In modern industrialized cultures, especially in the West, the ideal male body is often presented as extremely lean and hyper-muscular. But this aesthetic might not align with what humans evolved to find attractive. Extreme leanness can signal malnutrition or hormonal imbalance, while excess fat can point to metabolic dysfunction.

A moderate amount of fat, meanwhile, signals health and endurance, which are qualities with clear evolutionary advantages.

In women, a similar pattern emerges around waist-to-hip ratio, long considered a cue for reproductive health. In men, it seems, adiposity might be playing a comparable role.

However, although a body fat percentage of 14% (the ratio of fat in the body in comparison to overall body weight) is considered “fit” and “healthy” for young men, most males are actually quite off this ideal figure in today’s industrialized society. In the U.S., the overall average body fat percentage is around 40% for women and 28% for men.

Images of what body fat percentages typically look like in men
Men body fat comparison compilation. Credit: Menno Henselmans.

According to the American Council on Exercise (ACE), a body fat range of 25% to 31% for women or 18% to 24% for men is typical for the average nonathlete. A body fat below 14% for women or 6% for men may be considered dangerously low and can lead to health risks.

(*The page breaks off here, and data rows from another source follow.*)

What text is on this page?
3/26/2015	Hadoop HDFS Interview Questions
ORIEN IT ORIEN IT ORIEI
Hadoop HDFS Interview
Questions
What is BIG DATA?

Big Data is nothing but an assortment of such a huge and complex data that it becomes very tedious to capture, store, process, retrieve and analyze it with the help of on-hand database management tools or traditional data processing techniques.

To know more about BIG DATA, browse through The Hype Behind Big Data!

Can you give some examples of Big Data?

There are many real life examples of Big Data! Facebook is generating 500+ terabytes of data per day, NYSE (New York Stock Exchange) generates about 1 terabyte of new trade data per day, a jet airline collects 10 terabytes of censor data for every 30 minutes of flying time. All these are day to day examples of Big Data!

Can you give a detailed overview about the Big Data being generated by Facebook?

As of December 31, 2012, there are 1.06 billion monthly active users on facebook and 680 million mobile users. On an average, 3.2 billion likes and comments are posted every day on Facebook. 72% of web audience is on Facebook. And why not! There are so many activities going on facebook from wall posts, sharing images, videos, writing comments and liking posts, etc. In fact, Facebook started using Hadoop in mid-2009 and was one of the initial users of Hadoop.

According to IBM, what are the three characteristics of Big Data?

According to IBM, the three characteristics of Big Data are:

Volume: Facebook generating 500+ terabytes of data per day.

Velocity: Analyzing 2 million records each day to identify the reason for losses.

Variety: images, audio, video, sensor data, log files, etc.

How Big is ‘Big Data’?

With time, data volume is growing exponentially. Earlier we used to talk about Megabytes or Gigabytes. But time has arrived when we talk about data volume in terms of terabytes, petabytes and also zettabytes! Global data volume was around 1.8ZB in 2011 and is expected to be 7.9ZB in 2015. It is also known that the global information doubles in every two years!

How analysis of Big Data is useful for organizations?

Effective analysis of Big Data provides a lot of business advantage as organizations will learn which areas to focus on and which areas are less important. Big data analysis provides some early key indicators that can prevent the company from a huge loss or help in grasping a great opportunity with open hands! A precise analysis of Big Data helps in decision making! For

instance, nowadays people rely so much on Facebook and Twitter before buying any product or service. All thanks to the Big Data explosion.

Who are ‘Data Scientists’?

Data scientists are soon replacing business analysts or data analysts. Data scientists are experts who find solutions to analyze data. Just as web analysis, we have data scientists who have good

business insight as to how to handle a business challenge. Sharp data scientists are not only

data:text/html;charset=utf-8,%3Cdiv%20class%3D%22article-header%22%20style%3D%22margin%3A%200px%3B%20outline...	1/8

According to the CDC, this is the average estimated body fat percentage among various age groups:

Average Body Fat Percentage By Age
AgeBoys/MenGirls/Women
8–1128.0%31.9%
12–1525.2%32.5%
16–1922.9%34.8%
20–3926.1%37.8%
40–5928.6%40.5%
60–7930.8%42.4%
80 and over30.7%40.4%

Beyond the Body

It’s important to acknowledge the study’s limitations. Participants rated body shapes in isolation, devoid of context or personality. In real life, attraction is multi-dimensional. It can be shaped by smell, voice, movement, and experience, not just body type. The researchers themselves caution against overgeneralizing from decontextualized images.

Still, their findings provide a valuable counterpoint to media portrayals of ideal male beauty. They suggest that humans are biologically tuned to prefer traits that signal fitness, not necessarily those that dominate fashion spreads or fitness campaigns.

“Females appear sensitive to adiposity in a manner consistent with evolutionary expectations,” the authors conclude. In contrast, they note, “earlier work shows males judge females who are thinner than the evolutionary optimal as more attractive.”

The findings appeared in the journal Personality and Individual Differences.